Add 2 mL of cell suspension per PO/L-coated well of a 6-well plate (2x106 cells/well), move the plate softly in several back-and-forth and side-to-side motions to distribute the cells evenly and incubate in the CO2 incubator (37 °C , 5% CO2).
Do full-medium change with STEMdiff Forebrain Neuron Differentiation Medium for the next 5 days.
On day 6 perform the final plating of the cells. Remove medium from the well, add 1 mL Accutase and incubate for 00:05:00 in the incubator (37 °C , 5% CO2).
5m
Add 1 mL F-12 DMEM and collect the cells with the 1000 µL pipette.

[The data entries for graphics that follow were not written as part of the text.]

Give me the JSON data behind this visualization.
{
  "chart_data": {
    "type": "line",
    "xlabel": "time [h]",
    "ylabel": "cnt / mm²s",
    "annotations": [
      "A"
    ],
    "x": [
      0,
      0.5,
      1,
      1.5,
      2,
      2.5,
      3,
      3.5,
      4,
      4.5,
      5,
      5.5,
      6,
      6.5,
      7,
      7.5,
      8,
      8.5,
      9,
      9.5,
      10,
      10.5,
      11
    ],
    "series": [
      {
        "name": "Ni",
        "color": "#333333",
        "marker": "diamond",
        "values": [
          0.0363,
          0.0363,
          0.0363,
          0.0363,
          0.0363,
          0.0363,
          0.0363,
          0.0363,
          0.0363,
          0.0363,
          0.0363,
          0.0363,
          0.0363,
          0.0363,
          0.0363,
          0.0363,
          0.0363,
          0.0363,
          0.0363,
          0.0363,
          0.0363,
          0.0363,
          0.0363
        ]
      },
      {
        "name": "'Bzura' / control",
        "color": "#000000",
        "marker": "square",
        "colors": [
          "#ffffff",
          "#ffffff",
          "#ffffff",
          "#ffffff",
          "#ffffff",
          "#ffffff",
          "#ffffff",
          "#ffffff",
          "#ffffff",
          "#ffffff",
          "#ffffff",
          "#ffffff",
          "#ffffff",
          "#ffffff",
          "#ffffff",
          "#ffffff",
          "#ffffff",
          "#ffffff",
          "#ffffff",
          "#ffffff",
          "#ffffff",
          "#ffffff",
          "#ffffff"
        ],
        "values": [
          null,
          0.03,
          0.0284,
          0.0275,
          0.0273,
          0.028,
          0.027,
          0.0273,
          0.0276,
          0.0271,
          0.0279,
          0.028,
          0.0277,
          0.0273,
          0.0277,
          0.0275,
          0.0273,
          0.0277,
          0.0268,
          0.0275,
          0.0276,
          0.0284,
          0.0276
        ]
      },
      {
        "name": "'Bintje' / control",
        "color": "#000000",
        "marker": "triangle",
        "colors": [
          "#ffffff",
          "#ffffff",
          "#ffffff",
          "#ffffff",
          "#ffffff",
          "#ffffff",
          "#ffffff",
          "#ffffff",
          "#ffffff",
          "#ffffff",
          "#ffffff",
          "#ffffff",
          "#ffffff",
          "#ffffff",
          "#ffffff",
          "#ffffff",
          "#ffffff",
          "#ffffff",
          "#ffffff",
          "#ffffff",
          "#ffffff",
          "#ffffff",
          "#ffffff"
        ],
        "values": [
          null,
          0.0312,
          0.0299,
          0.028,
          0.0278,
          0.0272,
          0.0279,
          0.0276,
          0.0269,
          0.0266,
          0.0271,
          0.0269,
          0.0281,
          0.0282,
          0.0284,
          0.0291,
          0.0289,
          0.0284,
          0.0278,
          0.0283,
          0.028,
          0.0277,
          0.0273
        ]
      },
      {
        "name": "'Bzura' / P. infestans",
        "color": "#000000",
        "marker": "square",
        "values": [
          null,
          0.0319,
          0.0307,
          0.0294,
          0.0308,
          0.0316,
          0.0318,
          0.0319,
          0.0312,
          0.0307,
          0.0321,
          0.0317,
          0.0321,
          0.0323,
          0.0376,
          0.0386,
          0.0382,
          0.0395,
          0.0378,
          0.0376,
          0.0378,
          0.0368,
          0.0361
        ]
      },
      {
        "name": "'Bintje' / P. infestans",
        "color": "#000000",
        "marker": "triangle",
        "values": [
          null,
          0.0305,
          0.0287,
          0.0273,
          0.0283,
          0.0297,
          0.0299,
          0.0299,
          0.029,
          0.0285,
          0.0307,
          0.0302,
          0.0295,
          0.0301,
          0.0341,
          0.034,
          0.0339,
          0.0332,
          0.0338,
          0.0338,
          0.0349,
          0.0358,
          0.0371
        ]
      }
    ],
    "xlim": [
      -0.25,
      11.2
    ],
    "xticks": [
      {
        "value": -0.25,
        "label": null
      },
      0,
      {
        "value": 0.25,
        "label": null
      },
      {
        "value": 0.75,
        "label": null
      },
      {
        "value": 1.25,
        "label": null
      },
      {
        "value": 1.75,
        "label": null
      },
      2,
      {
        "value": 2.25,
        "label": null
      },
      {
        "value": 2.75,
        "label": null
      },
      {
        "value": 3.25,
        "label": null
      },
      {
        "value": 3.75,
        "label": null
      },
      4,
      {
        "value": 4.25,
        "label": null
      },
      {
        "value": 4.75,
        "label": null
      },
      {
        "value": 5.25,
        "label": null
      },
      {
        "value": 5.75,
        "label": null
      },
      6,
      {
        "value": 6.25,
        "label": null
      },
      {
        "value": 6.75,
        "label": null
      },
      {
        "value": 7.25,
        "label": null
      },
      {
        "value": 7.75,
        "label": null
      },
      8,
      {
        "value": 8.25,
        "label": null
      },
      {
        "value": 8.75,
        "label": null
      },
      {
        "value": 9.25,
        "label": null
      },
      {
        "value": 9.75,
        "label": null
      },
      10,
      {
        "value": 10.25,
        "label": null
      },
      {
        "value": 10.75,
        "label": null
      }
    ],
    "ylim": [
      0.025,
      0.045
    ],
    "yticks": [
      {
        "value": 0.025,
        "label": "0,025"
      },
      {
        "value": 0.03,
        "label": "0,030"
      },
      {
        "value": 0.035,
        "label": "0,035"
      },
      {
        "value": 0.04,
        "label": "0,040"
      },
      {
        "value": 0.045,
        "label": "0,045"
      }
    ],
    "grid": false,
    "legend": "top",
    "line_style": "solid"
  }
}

Centrifuge cell at 300 x g, 00:04:00 .
4m
Aspirate the supernatant, resuspend the pellet with 4 mL STEMdiff Forebrain Neuron Maturation Medium and pass the cells through a strainer to make single cells.
Count viable cells using Trypan blue staining.
Dilute cells to the desired final concentration with STEMdiff Forebrain Neuron Maturation Medium, dispense them in PO/L-coated wells, move the plate softly in several back-and-forth and side-to-side motions to distribute the cells evenly and incubate in the CO2 incubator (37 °C , 5% CO2).
Note
Dispense 5x105 cells per well of a 6-well plate, 2.5x105 cells per well of a 12-well plate and 1x105 cells per well of a 24-well plate.
Do half-medium change every other day with STEMdiff Forebrain Neuron Maturation Medium supplemented with 5 micromolar (µM) 5-Fluorouracil/Uridine (Merck) to stop growth of non-differentiated cells.
After 8 days in STEMdiff Forebrain Neuron Maturation Medium, maintain iNeurons in Neurobasal Plus medium supplemented with B-27 Plus Supplement 1x, 0.5 mM GlutaMAX and 100 U/ml penicillin, 100 µL streptomycin sulfate. Perform half-medium change every 2-3 days.
Note
Neuronal differentiation may be assessed by immunofluorescence using the anti-MAP2 antibody, 1/500 dilution and the anti-β-3-tubulin, 1/100 dilution or similar.